İşlerin sıralanmasını, “ironik” olarak özetlenebilecek dört çalışma ile sonlandırabiliriz, bu işler form, araç ve bağlam olarak oldukça farklı olmakla birlikte hepsi de amaçlarının mesajını ortaya koymak için eleştirel mizah dilini kullanmakta.

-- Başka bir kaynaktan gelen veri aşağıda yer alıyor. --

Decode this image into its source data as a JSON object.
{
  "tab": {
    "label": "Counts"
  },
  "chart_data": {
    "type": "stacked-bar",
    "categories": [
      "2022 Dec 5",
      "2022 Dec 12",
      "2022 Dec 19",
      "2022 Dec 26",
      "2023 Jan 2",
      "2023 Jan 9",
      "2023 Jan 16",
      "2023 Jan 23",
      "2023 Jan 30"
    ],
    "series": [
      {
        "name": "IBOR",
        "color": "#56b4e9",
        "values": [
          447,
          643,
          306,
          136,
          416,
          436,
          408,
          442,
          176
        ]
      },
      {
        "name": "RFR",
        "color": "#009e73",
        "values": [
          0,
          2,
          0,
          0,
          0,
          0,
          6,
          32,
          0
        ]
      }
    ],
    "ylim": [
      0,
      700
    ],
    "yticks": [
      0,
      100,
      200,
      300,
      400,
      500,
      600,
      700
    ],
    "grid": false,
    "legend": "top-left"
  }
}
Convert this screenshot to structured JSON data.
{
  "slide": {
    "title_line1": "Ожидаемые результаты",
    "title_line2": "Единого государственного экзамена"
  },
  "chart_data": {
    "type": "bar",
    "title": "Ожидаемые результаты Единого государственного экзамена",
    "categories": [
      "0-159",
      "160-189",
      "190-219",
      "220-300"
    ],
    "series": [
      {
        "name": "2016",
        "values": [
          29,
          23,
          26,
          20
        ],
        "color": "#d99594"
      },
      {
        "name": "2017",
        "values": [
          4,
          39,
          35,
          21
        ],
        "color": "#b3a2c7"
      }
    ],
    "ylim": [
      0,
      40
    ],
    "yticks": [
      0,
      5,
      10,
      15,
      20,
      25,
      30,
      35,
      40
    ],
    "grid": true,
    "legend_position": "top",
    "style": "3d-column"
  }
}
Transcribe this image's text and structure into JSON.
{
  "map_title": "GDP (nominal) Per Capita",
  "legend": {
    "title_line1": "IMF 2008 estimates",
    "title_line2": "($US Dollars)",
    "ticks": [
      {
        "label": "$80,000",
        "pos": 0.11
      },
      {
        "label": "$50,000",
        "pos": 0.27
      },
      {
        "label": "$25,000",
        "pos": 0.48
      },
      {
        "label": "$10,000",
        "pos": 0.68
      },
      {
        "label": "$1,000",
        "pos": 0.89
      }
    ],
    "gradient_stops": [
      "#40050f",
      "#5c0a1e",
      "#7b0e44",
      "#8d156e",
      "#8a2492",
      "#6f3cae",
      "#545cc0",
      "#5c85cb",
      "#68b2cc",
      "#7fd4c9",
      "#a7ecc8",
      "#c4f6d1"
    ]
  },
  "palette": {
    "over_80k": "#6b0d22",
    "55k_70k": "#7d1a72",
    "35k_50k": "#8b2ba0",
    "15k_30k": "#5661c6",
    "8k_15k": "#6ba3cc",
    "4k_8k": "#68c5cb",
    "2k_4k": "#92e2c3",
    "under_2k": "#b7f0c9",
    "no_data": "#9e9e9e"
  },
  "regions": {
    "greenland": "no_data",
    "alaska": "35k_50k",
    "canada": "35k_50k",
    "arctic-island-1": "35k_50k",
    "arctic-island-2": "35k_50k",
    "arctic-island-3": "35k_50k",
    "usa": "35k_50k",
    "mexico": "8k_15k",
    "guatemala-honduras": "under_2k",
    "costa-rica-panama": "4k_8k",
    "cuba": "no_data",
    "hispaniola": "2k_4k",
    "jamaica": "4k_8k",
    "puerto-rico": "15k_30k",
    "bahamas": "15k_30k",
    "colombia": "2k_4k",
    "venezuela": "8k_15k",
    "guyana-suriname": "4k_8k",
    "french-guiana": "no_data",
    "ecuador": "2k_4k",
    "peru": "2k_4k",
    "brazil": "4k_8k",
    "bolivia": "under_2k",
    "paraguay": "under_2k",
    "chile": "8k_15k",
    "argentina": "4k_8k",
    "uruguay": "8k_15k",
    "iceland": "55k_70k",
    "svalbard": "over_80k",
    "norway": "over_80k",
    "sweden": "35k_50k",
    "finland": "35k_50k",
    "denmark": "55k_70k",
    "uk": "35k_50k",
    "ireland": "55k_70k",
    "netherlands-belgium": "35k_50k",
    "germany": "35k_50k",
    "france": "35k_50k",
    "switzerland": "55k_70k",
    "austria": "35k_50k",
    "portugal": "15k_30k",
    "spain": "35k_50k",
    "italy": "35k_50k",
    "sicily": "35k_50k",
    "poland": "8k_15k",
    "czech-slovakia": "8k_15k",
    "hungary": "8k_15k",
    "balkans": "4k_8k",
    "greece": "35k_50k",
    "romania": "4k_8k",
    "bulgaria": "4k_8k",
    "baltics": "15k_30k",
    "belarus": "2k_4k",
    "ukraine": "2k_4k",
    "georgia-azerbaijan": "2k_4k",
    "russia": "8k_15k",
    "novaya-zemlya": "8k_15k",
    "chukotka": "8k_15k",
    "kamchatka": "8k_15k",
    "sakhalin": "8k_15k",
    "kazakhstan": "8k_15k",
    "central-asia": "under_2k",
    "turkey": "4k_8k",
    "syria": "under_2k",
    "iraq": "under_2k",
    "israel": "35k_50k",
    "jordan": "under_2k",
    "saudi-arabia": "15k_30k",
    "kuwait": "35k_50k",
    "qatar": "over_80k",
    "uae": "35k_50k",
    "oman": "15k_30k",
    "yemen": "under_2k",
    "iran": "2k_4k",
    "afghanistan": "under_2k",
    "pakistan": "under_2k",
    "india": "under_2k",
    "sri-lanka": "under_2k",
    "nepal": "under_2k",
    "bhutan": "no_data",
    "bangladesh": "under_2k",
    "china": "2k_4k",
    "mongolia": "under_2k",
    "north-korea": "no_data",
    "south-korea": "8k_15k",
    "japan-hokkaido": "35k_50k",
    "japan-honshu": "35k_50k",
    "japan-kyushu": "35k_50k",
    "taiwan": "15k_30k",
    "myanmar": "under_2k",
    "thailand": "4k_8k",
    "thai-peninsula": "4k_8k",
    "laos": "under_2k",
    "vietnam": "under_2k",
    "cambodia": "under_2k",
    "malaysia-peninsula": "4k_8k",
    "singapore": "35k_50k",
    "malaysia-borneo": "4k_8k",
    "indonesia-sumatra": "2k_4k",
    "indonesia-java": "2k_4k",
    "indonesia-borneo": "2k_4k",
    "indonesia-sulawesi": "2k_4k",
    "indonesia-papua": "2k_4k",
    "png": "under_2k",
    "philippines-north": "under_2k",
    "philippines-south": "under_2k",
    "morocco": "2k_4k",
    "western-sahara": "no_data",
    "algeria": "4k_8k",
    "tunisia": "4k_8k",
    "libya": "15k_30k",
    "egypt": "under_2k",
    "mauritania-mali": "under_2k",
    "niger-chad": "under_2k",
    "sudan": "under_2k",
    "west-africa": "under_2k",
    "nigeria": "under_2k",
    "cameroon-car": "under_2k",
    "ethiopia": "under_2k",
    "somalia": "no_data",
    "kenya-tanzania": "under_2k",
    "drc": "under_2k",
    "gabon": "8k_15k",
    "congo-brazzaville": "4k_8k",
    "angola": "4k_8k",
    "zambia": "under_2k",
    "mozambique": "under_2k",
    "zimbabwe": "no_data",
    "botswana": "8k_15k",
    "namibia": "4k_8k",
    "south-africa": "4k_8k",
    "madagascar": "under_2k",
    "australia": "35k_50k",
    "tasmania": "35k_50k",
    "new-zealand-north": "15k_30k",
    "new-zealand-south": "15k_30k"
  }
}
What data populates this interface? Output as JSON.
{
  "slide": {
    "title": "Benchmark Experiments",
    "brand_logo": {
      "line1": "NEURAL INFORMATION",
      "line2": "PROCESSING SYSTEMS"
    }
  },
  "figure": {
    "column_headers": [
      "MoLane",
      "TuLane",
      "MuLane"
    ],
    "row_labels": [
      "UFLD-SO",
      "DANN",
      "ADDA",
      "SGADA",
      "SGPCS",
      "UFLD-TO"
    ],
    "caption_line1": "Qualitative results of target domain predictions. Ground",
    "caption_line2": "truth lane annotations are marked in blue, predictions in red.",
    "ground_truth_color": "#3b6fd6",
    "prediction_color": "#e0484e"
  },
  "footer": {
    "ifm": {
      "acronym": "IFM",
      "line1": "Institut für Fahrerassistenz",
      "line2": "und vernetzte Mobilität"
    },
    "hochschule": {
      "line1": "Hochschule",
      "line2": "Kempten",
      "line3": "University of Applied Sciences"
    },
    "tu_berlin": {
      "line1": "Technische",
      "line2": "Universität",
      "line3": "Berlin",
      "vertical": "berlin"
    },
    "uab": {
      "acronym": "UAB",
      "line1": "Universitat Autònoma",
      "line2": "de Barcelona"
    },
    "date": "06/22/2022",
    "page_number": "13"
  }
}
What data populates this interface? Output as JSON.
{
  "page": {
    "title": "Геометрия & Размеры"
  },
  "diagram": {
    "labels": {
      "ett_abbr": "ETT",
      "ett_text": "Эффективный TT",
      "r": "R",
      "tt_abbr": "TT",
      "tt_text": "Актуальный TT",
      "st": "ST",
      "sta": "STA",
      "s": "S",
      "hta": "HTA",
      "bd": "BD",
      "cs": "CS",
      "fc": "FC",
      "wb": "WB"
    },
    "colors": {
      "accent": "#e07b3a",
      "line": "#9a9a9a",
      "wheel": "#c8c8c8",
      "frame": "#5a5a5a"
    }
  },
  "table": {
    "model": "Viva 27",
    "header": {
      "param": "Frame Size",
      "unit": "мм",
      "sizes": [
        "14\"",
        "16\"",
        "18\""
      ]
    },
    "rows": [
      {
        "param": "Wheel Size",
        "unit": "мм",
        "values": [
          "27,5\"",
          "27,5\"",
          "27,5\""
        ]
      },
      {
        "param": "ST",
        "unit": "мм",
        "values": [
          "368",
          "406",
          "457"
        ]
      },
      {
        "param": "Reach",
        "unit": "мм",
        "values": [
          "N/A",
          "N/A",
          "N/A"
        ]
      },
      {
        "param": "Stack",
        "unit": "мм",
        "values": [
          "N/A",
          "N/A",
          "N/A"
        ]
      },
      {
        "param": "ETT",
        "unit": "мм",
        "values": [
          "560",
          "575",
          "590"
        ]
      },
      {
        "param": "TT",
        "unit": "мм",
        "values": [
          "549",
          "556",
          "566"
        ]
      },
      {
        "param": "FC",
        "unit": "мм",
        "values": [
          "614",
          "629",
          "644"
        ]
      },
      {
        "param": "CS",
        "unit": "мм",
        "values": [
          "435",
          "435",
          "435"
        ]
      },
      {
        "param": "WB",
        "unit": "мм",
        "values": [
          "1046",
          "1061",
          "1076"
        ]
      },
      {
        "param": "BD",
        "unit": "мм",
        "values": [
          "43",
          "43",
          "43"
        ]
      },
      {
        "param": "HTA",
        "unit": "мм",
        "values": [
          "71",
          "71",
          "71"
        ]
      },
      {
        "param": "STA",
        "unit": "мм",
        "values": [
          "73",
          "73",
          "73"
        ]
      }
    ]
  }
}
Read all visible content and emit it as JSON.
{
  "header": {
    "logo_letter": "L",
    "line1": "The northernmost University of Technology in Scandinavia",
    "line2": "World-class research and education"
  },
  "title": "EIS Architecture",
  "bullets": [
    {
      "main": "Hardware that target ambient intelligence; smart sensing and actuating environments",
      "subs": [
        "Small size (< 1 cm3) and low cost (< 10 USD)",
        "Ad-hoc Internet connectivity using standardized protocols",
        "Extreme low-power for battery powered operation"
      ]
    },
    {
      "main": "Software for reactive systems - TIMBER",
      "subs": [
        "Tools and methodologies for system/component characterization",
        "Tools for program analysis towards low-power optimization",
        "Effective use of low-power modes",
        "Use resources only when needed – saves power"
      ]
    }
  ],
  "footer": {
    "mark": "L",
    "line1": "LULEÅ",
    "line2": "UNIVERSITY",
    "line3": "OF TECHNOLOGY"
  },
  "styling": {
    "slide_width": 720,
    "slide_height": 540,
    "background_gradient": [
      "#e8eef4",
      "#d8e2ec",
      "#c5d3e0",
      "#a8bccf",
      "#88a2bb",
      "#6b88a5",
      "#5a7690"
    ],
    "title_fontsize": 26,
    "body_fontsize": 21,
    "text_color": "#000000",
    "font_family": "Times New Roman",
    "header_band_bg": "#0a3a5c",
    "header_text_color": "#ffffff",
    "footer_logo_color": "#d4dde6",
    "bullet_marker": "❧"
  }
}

Yasemin Şaşmazer sergiye, boyu küçük bir oğlan çocuğunun boyu olacak şekilde kısaltılmış ve içinde bulunduğumuz bağlamdan kendini uzaklaştıracak bir mekan yaratmak amacıyla utanmaz bir biçimde parmağını göstererek gülen bir adamın heykeli ile katılıyor. İnsan varlığının iyi/kötü, aydınlık/karanlık yanlarını çocuk bedeni üzerinden inşa eden sanatçı, izleyeni rahatsız edecek şekilde manipüle edilmiş çocuk bedeni ile bir taraftan biyolojik bir dönem olan çocukluktan bahsederken, diğer taraftan da insanoğlunun ilkel benliğine işaret ediyor. Heykelin çocuk mu yetişkin mi kestiremediğimiz ara bir boyutta yer alan bozuk proporsiyonu ile bu rahatsızlık verici nitelik gittikçe artıyor.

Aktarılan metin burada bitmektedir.